Social media advertising spending will more than double in just five years, according to a new forecast from BI Intelligence, which predicts that social ad revenues will jump 40% from $6.1 billion in 2013 to $8.5 billion this year and 195% to almost $14 billion in 2018. That works out to a compound annual growth of 18% over this period.

A number of factors will drive this spectacular growth, including increasing reach, improved targeting and measurement capabilities, and the rapid expansion of programmatic buying options for social media.

Of course, social will also benefit from related trends like the rise of mobile, the BI Intelligence forecast notes. Indeed, BI also predicts that spending on mobile social media (MoSoMe? There has to be a clever acronym or abbreviation for this) will exceed spending on non-mobile social media beginning this year. That’s pretty impressive, considering it was just two years ago everyone was ragging on Facebook for not even having a mobile strategy.

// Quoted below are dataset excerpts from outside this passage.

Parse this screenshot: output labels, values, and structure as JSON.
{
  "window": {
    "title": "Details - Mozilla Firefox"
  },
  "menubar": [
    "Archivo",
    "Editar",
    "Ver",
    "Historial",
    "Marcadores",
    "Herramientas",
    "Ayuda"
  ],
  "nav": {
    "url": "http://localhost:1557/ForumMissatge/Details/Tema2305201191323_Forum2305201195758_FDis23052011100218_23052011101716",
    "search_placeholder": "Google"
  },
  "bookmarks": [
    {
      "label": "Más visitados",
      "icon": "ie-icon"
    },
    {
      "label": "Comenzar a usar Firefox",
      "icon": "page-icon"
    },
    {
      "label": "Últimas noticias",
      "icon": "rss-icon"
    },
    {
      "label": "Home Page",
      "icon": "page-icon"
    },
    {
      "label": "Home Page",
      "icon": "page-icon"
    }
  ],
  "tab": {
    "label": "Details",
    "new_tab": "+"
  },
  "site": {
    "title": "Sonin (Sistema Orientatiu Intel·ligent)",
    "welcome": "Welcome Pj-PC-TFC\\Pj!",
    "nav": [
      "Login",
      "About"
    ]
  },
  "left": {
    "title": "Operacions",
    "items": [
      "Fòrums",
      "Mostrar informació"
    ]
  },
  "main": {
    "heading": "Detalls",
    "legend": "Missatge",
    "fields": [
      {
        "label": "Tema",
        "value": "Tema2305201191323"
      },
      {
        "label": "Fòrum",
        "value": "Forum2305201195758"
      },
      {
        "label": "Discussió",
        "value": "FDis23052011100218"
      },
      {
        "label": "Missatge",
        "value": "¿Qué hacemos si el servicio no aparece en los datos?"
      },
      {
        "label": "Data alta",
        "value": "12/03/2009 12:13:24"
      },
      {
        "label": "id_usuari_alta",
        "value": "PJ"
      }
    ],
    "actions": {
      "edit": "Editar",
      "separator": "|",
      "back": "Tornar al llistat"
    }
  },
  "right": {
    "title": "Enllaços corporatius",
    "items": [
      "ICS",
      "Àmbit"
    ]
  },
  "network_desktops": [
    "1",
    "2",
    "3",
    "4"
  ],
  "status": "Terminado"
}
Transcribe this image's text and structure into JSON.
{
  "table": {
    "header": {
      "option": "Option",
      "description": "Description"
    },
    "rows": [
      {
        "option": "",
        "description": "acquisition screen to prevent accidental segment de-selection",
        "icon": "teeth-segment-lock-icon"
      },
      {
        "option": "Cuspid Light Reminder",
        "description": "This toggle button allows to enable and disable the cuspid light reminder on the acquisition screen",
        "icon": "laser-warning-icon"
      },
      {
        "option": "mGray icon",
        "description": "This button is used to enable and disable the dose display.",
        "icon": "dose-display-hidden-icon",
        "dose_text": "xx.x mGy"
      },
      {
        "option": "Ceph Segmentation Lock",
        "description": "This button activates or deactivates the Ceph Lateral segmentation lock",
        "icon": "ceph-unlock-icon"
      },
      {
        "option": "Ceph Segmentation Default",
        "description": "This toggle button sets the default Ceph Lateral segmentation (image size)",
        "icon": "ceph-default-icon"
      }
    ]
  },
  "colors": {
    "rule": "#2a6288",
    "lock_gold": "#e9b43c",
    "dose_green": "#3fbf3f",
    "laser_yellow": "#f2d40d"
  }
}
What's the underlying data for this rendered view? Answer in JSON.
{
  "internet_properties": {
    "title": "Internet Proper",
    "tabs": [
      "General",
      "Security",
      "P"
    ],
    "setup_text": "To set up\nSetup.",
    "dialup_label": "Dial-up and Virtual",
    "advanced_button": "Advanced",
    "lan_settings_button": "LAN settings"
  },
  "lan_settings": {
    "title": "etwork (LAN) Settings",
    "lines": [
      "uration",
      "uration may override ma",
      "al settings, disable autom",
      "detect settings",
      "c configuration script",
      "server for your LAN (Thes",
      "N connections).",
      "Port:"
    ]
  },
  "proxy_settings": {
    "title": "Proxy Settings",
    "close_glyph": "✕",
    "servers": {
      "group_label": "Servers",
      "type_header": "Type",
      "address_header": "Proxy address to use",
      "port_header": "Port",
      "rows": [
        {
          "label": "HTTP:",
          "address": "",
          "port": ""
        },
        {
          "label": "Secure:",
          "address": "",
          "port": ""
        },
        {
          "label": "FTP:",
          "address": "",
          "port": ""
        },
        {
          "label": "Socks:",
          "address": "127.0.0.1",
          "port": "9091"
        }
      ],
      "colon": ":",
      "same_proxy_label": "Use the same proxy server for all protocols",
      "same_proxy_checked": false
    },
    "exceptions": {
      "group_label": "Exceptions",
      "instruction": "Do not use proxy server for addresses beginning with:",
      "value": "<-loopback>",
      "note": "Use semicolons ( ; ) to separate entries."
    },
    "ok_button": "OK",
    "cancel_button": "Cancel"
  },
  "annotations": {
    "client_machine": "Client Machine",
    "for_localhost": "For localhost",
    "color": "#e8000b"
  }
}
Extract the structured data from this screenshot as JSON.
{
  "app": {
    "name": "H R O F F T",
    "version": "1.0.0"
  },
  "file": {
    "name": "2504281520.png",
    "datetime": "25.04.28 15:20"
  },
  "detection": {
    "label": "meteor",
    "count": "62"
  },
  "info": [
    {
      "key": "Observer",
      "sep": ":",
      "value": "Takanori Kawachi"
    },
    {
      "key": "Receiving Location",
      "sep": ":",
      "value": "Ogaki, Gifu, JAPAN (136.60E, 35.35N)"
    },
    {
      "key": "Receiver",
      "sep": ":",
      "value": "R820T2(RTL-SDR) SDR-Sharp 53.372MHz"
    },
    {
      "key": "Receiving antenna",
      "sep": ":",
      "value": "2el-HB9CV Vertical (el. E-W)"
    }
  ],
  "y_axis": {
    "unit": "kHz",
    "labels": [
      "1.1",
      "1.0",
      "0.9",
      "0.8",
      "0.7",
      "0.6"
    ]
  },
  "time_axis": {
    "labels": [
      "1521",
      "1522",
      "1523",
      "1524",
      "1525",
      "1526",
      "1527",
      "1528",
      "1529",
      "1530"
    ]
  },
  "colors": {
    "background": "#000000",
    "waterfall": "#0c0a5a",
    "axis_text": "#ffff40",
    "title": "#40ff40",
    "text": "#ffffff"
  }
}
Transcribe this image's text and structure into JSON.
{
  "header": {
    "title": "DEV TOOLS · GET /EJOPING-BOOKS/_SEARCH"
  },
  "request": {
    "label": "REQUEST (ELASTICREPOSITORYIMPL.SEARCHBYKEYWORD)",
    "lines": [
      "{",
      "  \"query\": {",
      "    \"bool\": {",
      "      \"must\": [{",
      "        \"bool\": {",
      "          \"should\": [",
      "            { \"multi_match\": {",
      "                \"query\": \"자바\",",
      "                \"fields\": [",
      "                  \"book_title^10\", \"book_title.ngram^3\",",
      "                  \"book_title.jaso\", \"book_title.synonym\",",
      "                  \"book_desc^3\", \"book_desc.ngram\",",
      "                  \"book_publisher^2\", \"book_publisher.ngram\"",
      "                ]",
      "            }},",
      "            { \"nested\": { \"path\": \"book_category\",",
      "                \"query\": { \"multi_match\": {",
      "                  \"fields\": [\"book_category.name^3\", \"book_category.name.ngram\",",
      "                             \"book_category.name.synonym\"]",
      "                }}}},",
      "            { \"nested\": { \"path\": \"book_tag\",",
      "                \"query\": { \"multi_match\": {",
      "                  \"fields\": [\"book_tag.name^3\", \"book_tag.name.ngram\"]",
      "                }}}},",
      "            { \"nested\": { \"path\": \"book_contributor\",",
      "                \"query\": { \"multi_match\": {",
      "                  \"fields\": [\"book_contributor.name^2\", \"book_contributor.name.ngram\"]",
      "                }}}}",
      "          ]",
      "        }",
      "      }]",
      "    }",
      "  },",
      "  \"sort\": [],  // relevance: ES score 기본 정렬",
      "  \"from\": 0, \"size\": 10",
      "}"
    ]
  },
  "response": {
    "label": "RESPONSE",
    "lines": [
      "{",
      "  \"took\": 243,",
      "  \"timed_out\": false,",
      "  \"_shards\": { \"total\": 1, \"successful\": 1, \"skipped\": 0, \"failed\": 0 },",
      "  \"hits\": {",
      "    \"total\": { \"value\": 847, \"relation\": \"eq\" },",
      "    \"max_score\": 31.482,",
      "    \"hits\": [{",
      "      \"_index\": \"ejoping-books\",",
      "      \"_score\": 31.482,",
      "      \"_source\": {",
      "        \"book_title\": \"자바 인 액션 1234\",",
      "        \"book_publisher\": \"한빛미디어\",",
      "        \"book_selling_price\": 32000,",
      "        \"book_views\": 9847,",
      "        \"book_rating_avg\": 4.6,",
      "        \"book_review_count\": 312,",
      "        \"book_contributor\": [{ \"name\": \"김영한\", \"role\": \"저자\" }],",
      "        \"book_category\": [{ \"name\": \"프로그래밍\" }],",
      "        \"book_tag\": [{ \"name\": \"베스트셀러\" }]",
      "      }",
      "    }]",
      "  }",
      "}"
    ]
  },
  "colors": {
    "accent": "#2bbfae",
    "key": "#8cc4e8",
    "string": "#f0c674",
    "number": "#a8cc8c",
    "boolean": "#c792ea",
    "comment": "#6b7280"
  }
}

In 2013, mobile made up 45% of total social media spending, per BI, and that proportion is set to rise steadily to 55% this year, 58% in 2015, 61% in 2016, 63% in 2017, and 66% in 2018. Put the numbers together, and ad spending on MoSoMe will come to around $9.1 billion in 2018, versus around $4.8 billion for desktop social media. 

On the programmatic front, BI noted the results of a survey from Ignition One suggesting that spending on Facebook’s programmatic platform, FBX, soared 150% in the second quarter of this year.

Previously, a survey of chief marketing officers conducted by the Duke University Fuqua School of Business found that they expect social media spending’s share of marketing budgets to increase from 9% this year to over 13% next year, rising to 21% five years from now.

Looking at the bigger online picture, Forrester predicted that total spending on online marketing of all types will reach $103 billion in 2019, accounting for 36% of all advertising spending in that year (besting TV at $86 billion or 30%).